Niet duidelijk is welke effectstudies die volgens de begroting 2014 voor bovengenoemde beleidsdoorlichtingen in 2015 beschikbaar zouden komen (waarvoor de beleidsdoorlichting werd uitgesteld), inderdaad beschikbaar komen en worden betrokken in deze beleidsdoorlichting. Het is daarmee de vraag of sprake is van synthese-onderzoek, of dat slechts gedeeltelijk uitspraken kunnen worden gedaan over effecten en doelmatigheid van het beleid. Bovendien is onduidelijk welke andere evaluaties en onderzoeksmateriaal – naast de Lerarenagenda, de beleidsdoorlichtingen «Scholen en instellingen met een ambitieus leerklimaat» en «Scholen en instellingen maken resultaten inzichtelijk» – worden betrokken en of er eventueel aanvullend onderzoek zal worden uitgevoerd.

Voor de beleidsdoorlichtingen 2015 zal gebruik worden gemaakt van al het bestaand onderzoek (synthese onderzoek) met doeltreffendheid en doelmatigheid als uitgangspunt. Momenteel wordt geïnventariseerd welke onderzoeken allemaal gebruikt zullen worden. Zo zullen voor de beleidsdoorlichting ook onderzoeken worden gebruikt die in 2014/2015 beschikbaar zijn gekomen, zoals het experiment «flexibiliteit in het onderwijs» van po, de monitor experimenten, Associate Degree op MBO-locatie en de analyse effectrapportage RMC van mbo en de effectevaluatie lerarenbeurs en de effecten master opgeleide leraren.

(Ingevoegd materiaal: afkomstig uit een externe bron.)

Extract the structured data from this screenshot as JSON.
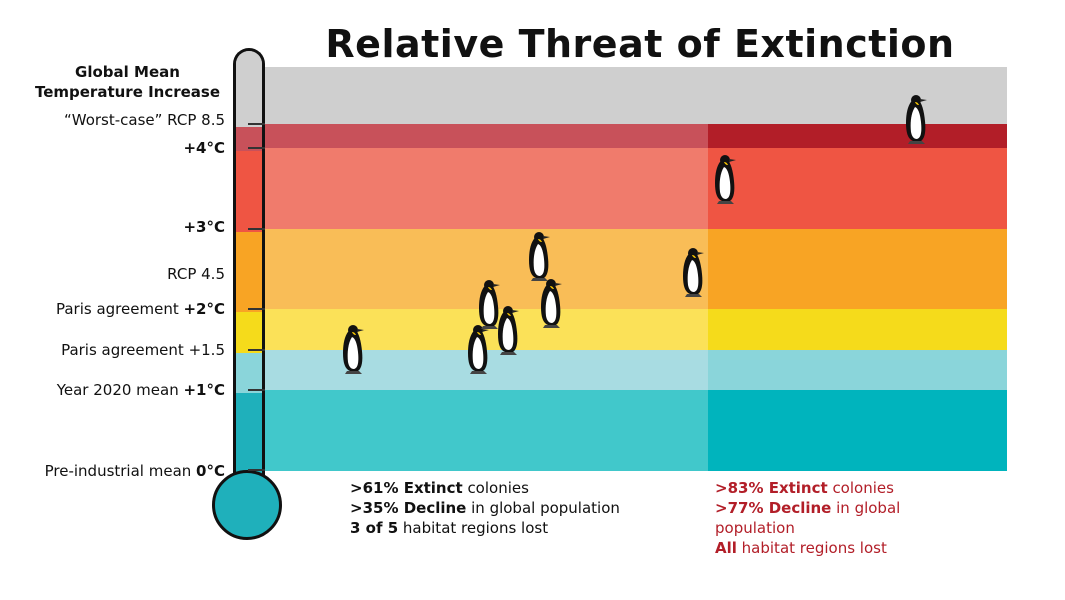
{
  "title": "Relative Threat of Extinction",
  "axis": {
    "heading_line1": "Global Mean",
    "heading_line2": "Temperature Increase",
    "labels": [
      {
        "pre": "“Worst-case” RCP 8.5",
        "bold": ""
      },
      {
        "pre": "",
        "bold": "+4°C"
      },
      {
        "pre": "",
        "bold": "+3°C"
      },
      {
        "pre": "RCP 4.5",
        "bold": ""
      },
      {
        "pre": "Paris agreement ",
        "bold": "+2°C"
      },
      {
        "pre": "Paris agreement +1.5",
        "bold": ""
      },
      {
        "pre": "Year 2020 mean ",
        "bold": "+1°C"
      },
      {
        "pre": "Pre-industrial mean ",
        "bold": "0°C"
      }
    ]
  },
  "colors": {
    "gray": "#cfcfcf",
    "rcp85_light": "#c8515a",
    "rcp85_dark": "#b21e28",
    "red_light": "#f07b6c",
    "red_dark": "#ef5543",
    "orange_light": "#f9bd57",
    "orange_dark": "#f8a424",
    "yellow_light": "#fbe158",
    "yellow_dark": "#f5db1b",
    "lightblue_light": "#a8dce2",
    "lightblue_dark": "#8ad5da",
    "teal_light": "#41c8cb",
    "teal_dark": "#00b4bd",
    "stats_red": "#b21e28"
  },
  "stats_left": {
    "line1_bold": ">61% Extinct",
    "line1_rest": " colonies",
    "line2_bold": ">35% Decline",
    "line2_rest": " in global population",
    "line3_bold": "3 of 5",
    "line3_rest": " habitat regions lost"
  },
  "stats_right": {
    "line1_bold": ">83% Extinct",
    "line1_rest": " colonies",
    "line2_bold": ">77% Decline",
    "line2_rest": " in global population",
    "line3_bold": "All",
    "line3_rest": " habitat regions lost"
  },
  "icons": {
    "penguin": "emperor-penguin-icon",
    "thermometer": "thermometer-icon"
  }
}
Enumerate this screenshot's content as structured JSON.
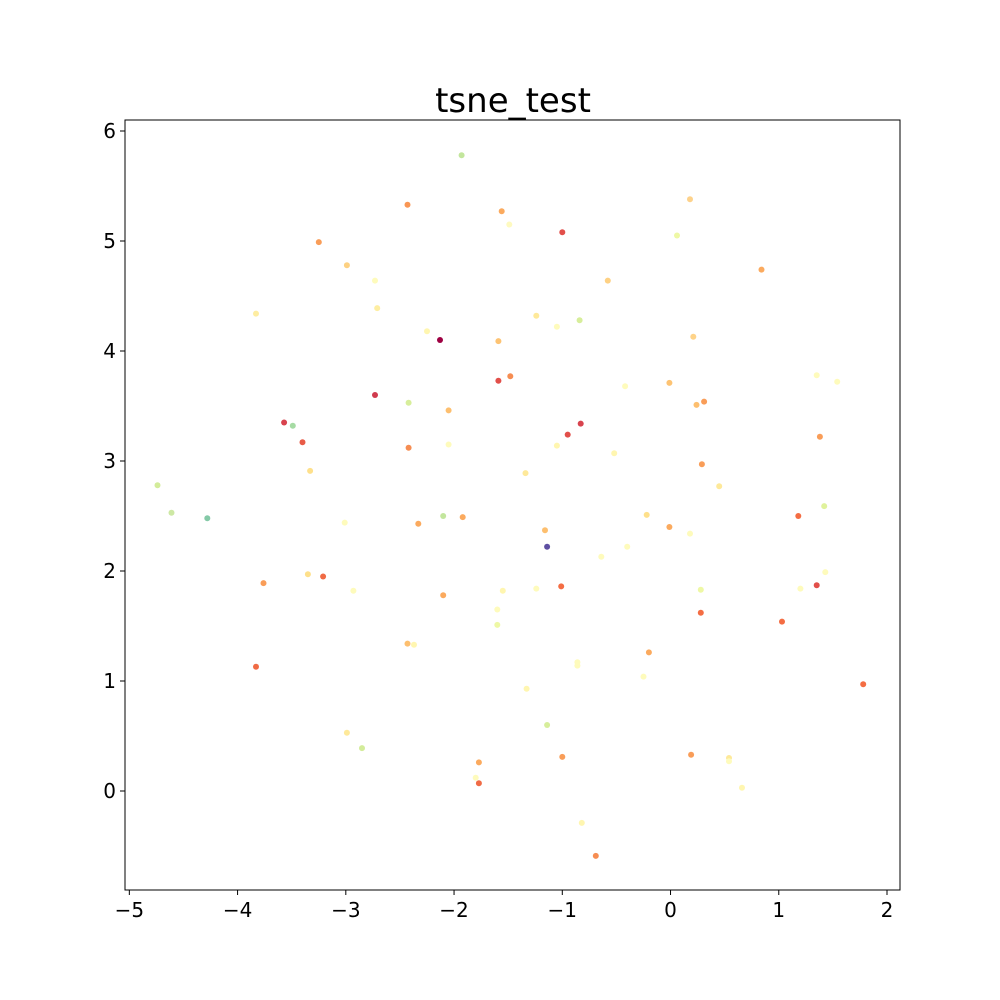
{
  "chart_data": {
    "type": "scatter",
    "title": "tsne_test",
    "xlabel": "",
    "ylabel": "",
    "xlim": [
      -5.04,
      2.12
    ],
    "ylim": [
      -0.9,
      6.1
    ],
    "grid": false,
    "legend": false,
    "colormap": "Spectral",
    "x_ticks": [
      {
        "value": -5,
        "label": "−5"
      },
      {
        "value": -4,
        "label": "−4"
      },
      {
        "value": -3,
        "label": "−3"
      },
      {
        "value": -2,
        "label": "−2"
      },
      {
        "value": -1,
        "label": "−1"
      },
      {
        "value": 0,
        "label": "0"
      },
      {
        "value": 1,
        "label": "1"
      },
      {
        "value": 2,
        "label": "2"
      }
    ],
    "y_ticks": [
      {
        "value": 0,
        "label": "0"
      },
      {
        "value": 1,
        "label": "1"
      },
      {
        "value": 2,
        "label": "2"
      },
      {
        "value": 3,
        "label": "3"
      },
      {
        "value": 4,
        "label": "4"
      },
      {
        "value": 5,
        "label": "5"
      },
      {
        "value": 6,
        "label": "6"
      }
    ],
    "points": [
      {
        "x": -1.93,
        "y": 5.78,
        "color": "#c3e69d"
      },
      {
        "x": 0.18,
        "y": 5.38,
        "color": "#fdd28b"
      },
      {
        "x": -2.43,
        "y": 5.33,
        "color": "#f99654"
      },
      {
        "x": -1.56,
        "y": 5.27,
        "color": "#fbaa5e"
      },
      {
        "x": -1.49,
        "y": 5.15,
        "color": "#fefac0"
      },
      {
        "x": -1.0,
        "y": 5.08,
        "color": "#e24f4a"
      },
      {
        "x": 0.06,
        "y": 5.05,
        "color": "#eef8a5"
      },
      {
        "x": -3.25,
        "y": 4.99,
        "color": "#f99d58"
      },
      {
        "x": -2.99,
        "y": 4.78,
        "color": "#fdd182"
      },
      {
        "x": 0.84,
        "y": 4.74,
        "color": "#fbaa5e"
      },
      {
        "x": -2.73,
        "y": 4.64,
        "color": "#fefbbc"
      },
      {
        "x": -0.58,
        "y": 4.64,
        "color": "#fed184"
      },
      {
        "x": -2.71,
        "y": 4.39,
        "color": "#feeea2"
      },
      {
        "x": -3.83,
        "y": 4.34,
        "color": "#feeda1"
      },
      {
        "x": -1.24,
        "y": 4.32,
        "color": "#fee99a"
      },
      {
        "x": -0.84,
        "y": 4.28,
        "color": "#d7ee9b"
      },
      {
        "x": -1.05,
        "y": 4.22,
        "color": "#fefbbc"
      },
      {
        "x": -2.25,
        "y": 4.18,
        "color": "#fff6b0"
      },
      {
        "x": 0.21,
        "y": 4.13,
        "color": "#fed389"
      },
      {
        "x": -2.13,
        "y": 4.1,
        "color": "#9e0142"
      },
      {
        "x": -1.59,
        "y": 4.09,
        "color": "#fdc373"
      },
      {
        "x": 1.35,
        "y": 3.78,
        "color": "#fefbbc"
      },
      {
        "x": -1.48,
        "y": 3.77,
        "color": "#f68d52"
      },
      {
        "x": -1.59,
        "y": 3.73,
        "color": "#e24f4a"
      },
      {
        "x": 1.54,
        "y": 3.72,
        "color": "#fefbbc"
      },
      {
        "x": -0.01,
        "y": 3.71,
        "color": "#fdc373"
      },
      {
        "x": -0.42,
        "y": 3.68,
        "color": "#fefbbc"
      },
      {
        "x": -2.73,
        "y": 3.6,
        "color": "#d03b4e"
      },
      {
        "x": 0.31,
        "y": 3.54,
        "color": "#f99d58"
      },
      {
        "x": -2.42,
        "y": 3.53,
        "color": "#d7ee9b"
      },
      {
        "x": 0.24,
        "y": 3.51,
        "color": "#fdbf6f"
      },
      {
        "x": -2.05,
        "y": 3.46,
        "color": "#fdbf6f"
      },
      {
        "x": -3.57,
        "y": 3.35,
        "color": "#d8434e"
      },
      {
        "x": -0.83,
        "y": 3.34,
        "color": "#d8434e"
      },
      {
        "x": -3.49,
        "y": 3.32,
        "color": "#a6dba4"
      },
      {
        "x": 1.38,
        "y": 3.22,
        "color": "#f99d58"
      },
      {
        "x": -0.95,
        "y": 3.24,
        "color": "#e24f4a"
      },
      {
        "x": -3.4,
        "y": 3.17,
        "color": "#e85b47"
      },
      {
        "x": -2.05,
        "y": 3.15,
        "color": "#fefbbc"
      },
      {
        "x": -1.05,
        "y": 3.14,
        "color": "#fff6b0"
      },
      {
        "x": -2.42,
        "y": 3.12,
        "color": "#f68d52"
      },
      {
        "x": -0.52,
        "y": 3.07,
        "color": "#fff6b0"
      },
      {
        "x": 0.29,
        "y": 2.97,
        "color": "#f99d58"
      },
      {
        "x": -3.33,
        "y": 2.91,
        "color": "#fee08b"
      },
      {
        "x": -1.34,
        "y": 2.89,
        "color": "#fee99a"
      },
      {
        "x": -4.74,
        "y": 2.78,
        "color": "#d3ec9a"
      },
      {
        "x": 0.45,
        "y": 2.77,
        "color": "#fee99a"
      },
      {
        "x": 1.42,
        "y": 2.59,
        "color": "#e0f29c"
      },
      {
        "x": -4.61,
        "y": 2.53,
        "color": "#cde8a4"
      },
      {
        "x": -0.22,
        "y": 2.51,
        "color": "#fee08b"
      },
      {
        "x": 1.18,
        "y": 2.5,
        "color": "#f46d43"
      },
      {
        "x": -2.1,
        "y": 2.5,
        "color": "#c3e69d"
      },
      {
        "x": -1.92,
        "y": 2.49,
        "color": "#fbaa5e"
      },
      {
        "x": -4.28,
        "y": 2.48,
        "color": "#84c9a7"
      },
      {
        "x": -3.01,
        "y": 2.44,
        "color": "#fefbbc"
      },
      {
        "x": -2.33,
        "y": 2.43,
        "color": "#fbaa5e"
      },
      {
        "x": -0.01,
        "y": 2.4,
        "color": "#fbaa5e"
      },
      {
        "x": -1.16,
        "y": 2.37,
        "color": "#fdbf6f"
      },
      {
        "x": 0.18,
        "y": 2.34,
        "color": "#fefbbc"
      },
      {
        "x": -0.4,
        "y": 2.22,
        "color": "#fefbbc"
      },
      {
        "x": -1.14,
        "y": 2.22,
        "color": "#5e4fa2"
      },
      {
        "x": -0.64,
        "y": 2.13,
        "color": "#fefbbc"
      },
      {
        "x": 1.43,
        "y": 1.99,
        "color": "#fefbbc"
      },
      {
        "x": -3.35,
        "y": 1.97,
        "color": "#fee08b"
      },
      {
        "x": -3.21,
        "y": 1.95,
        "color": "#f06b45"
      },
      {
        "x": -3.76,
        "y": 1.89,
        "color": "#f99d58"
      },
      {
        "x": -1.01,
        "y": 1.86,
        "color": "#f46d43"
      },
      {
        "x": 1.35,
        "y": 1.87,
        "color": "#e24f4a"
      },
      {
        "x": -1.24,
        "y": 1.84,
        "color": "#fefbbc"
      },
      {
        "x": 1.2,
        "y": 1.84,
        "color": "#fefbbc"
      },
      {
        "x": 0.28,
        "y": 1.83,
        "color": "#eef8a5"
      },
      {
        "x": -1.55,
        "y": 1.82,
        "color": "#fff6b0"
      },
      {
        "x": -2.93,
        "y": 1.82,
        "color": "#fefbbc"
      },
      {
        "x": -2.1,
        "y": 1.78,
        "color": "#fbaa5e"
      },
      {
        "x": -1.6,
        "y": 1.65,
        "color": "#fefbbc"
      },
      {
        "x": 0.28,
        "y": 1.62,
        "color": "#f46d43"
      },
      {
        "x": 1.03,
        "y": 1.54,
        "color": "#f46d43"
      },
      {
        "x": -1.6,
        "y": 1.51,
        "color": "#eef8a5"
      },
      {
        "x": -2.43,
        "y": 1.34,
        "color": "#fdbf6f"
      },
      {
        "x": -2.37,
        "y": 1.33,
        "color": "#fff6b0"
      },
      {
        "x": -0.2,
        "y": 1.26,
        "color": "#fbaa5e"
      },
      {
        "x": -0.86,
        "y": 1.17,
        "color": "#fefbbc"
      },
      {
        "x": -0.86,
        "y": 1.14,
        "color": "#fefbbc"
      },
      {
        "x": -3.83,
        "y": 1.13,
        "color": "#f06b45"
      },
      {
        "x": -0.25,
        "y": 1.04,
        "color": "#fefbbc"
      },
      {
        "x": 1.78,
        "y": 0.97,
        "color": "#f46d43"
      },
      {
        "x": -1.33,
        "y": 0.93,
        "color": "#fff6b0"
      },
      {
        "x": -1.14,
        "y": 0.6,
        "color": "#d7ee9b"
      },
      {
        "x": -2.99,
        "y": 0.53,
        "color": "#fee99a"
      },
      {
        "x": -2.85,
        "y": 0.39,
        "color": "#d3ec9a"
      },
      {
        "x": 0.19,
        "y": 0.33,
        "color": "#f99d58"
      },
      {
        "x": -1.0,
        "y": 0.31,
        "color": "#f99d58"
      },
      {
        "x": 0.54,
        "y": 0.3,
        "color": "#fee99a"
      },
      {
        "x": 0.54,
        "y": 0.27,
        "color": "#fefbbc"
      },
      {
        "x": -1.77,
        "y": 0.26,
        "color": "#fbaa5e"
      },
      {
        "x": -1.8,
        "y": 0.12,
        "color": "#fefbbc"
      },
      {
        "x": -1.77,
        "y": 0.07,
        "color": "#f06b45"
      },
      {
        "x": 0.66,
        "y": 0.03,
        "color": "#fff6b0"
      },
      {
        "x": -0.82,
        "y": -0.29,
        "color": "#fff6b0"
      },
      {
        "x": -0.69,
        "y": -0.59,
        "color": "#f68d52"
      }
    ]
  }
}
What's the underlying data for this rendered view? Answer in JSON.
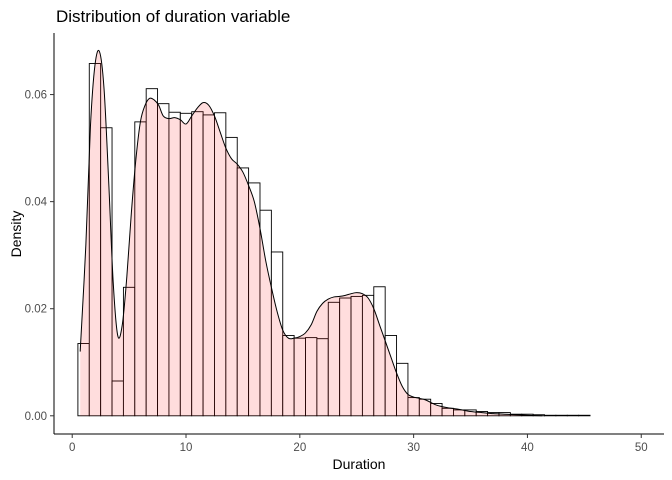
{
  "chart_data": {
    "type": "bar",
    "title": "Distribution of duration variable",
    "xlabel": "Duration",
    "ylabel": "Density",
    "xlim": [
      -1.6,
      52.0
    ],
    "ylim": [
      -0.0034,
      0.0715
    ],
    "grid": false,
    "legend": "none",
    "x_ticks": [
      0,
      10,
      20,
      30,
      40,
      50
    ],
    "x_tick_labels": [
      "0",
      "10",
      "20",
      "30",
      "40",
      "50"
    ],
    "y_ticks": [
      0.0,
      0.02,
      0.04,
      0.06
    ],
    "y_tick_labels": [
      "0.00",
      "0.02",
      "0.04",
      "0.06"
    ],
    "histogram": {
      "bin_width": 1,
      "bin_starts": [
        0.5,
        1.5,
        2.5,
        3.5,
        4.5,
        5.5,
        6.5,
        7.5,
        8.5,
        9.5,
        10.5,
        11.5,
        12.5,
        13.5,
        14.5,
        15.5,
        16.5,
        17.5,
        18.5,
        19.5,
        20.5,
        21.5,
        22.5,
        23.5,
        24.5,
        25.5,
        26.5,
        27.5,
        28.5,
        29.5,
        30.5,
        31.5,
        32.5,
        33.5,
        34.5,
        35.5,
        36.5,
        37.5,
        38.5,
        39.5,
        40.5,
        41.5,
        42.5,
        43.5,
        44.5,
        45.5,
        46.5,
        47.5,
        48.5
      ],
      "values": [
        0.0135,
        0.0658,
        0.0538,
        0.0065,
        0.024,
        0.0549,
        0.0611,
        0.0583,
        0.0567,
        0.0565,
        0.0568,
        0.0562,
        0.0566,
        0.052,
        0.0463,
        0.0435,
        0.0384,
        0.0306,
        0.015,
        0.0145,
        0.0146,
        0.0144,
        0.0212,
        0.022,
        0.0223,
        0.0225,
        0.0241,
        0.015,
        0.0098,
        0.0034,
        0.0031,
        0.0023,
        0.0014,
        0.0011,
        0.0011,
        0.0008,
        0.0006,
        0.0006,
        0.0003,
        0.0003,
        0.0002,
        0.0001,
        0.0001,
        0.0001,
        0.0001,
        0.0,
        0.0,
        0.0,
        0.0
      ],
      "fill": "#ffffff",
      "stroke": "#000000"
    },
    "density": {
      "x": [
        0.7,
        1.2,
        1.6,
        2.0,
        2.4,
        2.8,
        3.2,
        3.6,
        4.0,
        4.4,
        4.8,
        5.2,
        5.6,
        6.0,
        6.4,
        6.8,
        7.2,
        7.6,
        8.0,
        8.5,
        9.0,
        9.5,
        10.0,
        10.5,
        11.0,
        11.5,
        12.0,
        12.5,
        13.0,
        13.5,
        14.0,
        14.5,
        15.0,
        15.5,
        16.0,
        16.5,
        17.0,
        17.5,
        18.0,
        18.5,
        19.0,
        19.5,
        20.0,
        20.5,
        21.0,
        21.5,
        22.0,
        22.5,
        23.0,
        23.5,
        24.0,
        24.5,
        25.0,
        25.5,
        26.0,
        26.5,
        27.0,
        27.5,
        28.0,
        28.5,
        29.0,
        29.5,
        30.0,
        31.0,
        32.0,
        33.0,
        34.0,
        35.0,
        36.0,
        37.0,
        38.0,
        39.0,
        40.0,
        41.3
      ],
      "y": [
        0.012,
        0.032,
        0.054,
        0.0655,
        0.068,
        0.061,
        0.044,
        0.025,
        0.015,
        0.017,
        0.026,
        0.038,
        0.048,
        0.055,
        0.058,
        0.0593,
        0.059,
        0.058,
        0.056,
        0.0555,
        0.0557,
        0.0553,
        0.0545,
        0.056,
        0.0575,
        0.0585,
        0.058,
        0.056,
        0.053,
        0.05,
        0.048,
        0.047,
        0.0455,
        0.043,
        0.04,
        0.035,
        0.029,
        0.024,
        0.0195,
        0.016,
        0.0145,
        0.0145,
        0.0148,
        0.0155,
        0.017,
        0.0195,
        0.021,
        0.0218,
        0.0222,
        0.0223,
        0.0225,
        0.0228,
        0.023,
        0.0228,
        0.022,
        0.02,
        0.017,
        0.014,
        0.011,
        0.008,
        0.0055,
        0.004,
        0.0035,
        0.003,
        0.002,
        0.0015,
        0.0012,
        0.0008,
        0.0006,
        0.0004,
        0.0003,
        0.0002,
        0.0001,
        0.0
      ],
      "fill": "#ff000022",
      "stroke": "#000000"
    }
  }
}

Het tweede punt waarin u om opheldering vraagt, is:

Onduidelijk is waarom de beleidsdoorlichting «Prestaties van leerlingen en studenten omhoog» niet wordt uitgesteld, zodat de in de brief genoemde relevante evaluaties die nog moeten komen, input kunnen leveren voor de beleidsdoorlichting (zoals het interdepartementale beleidsonderzoek «Effectieve leerroutes» en de stelselreview op het onderwijs in Nederland door de OESO).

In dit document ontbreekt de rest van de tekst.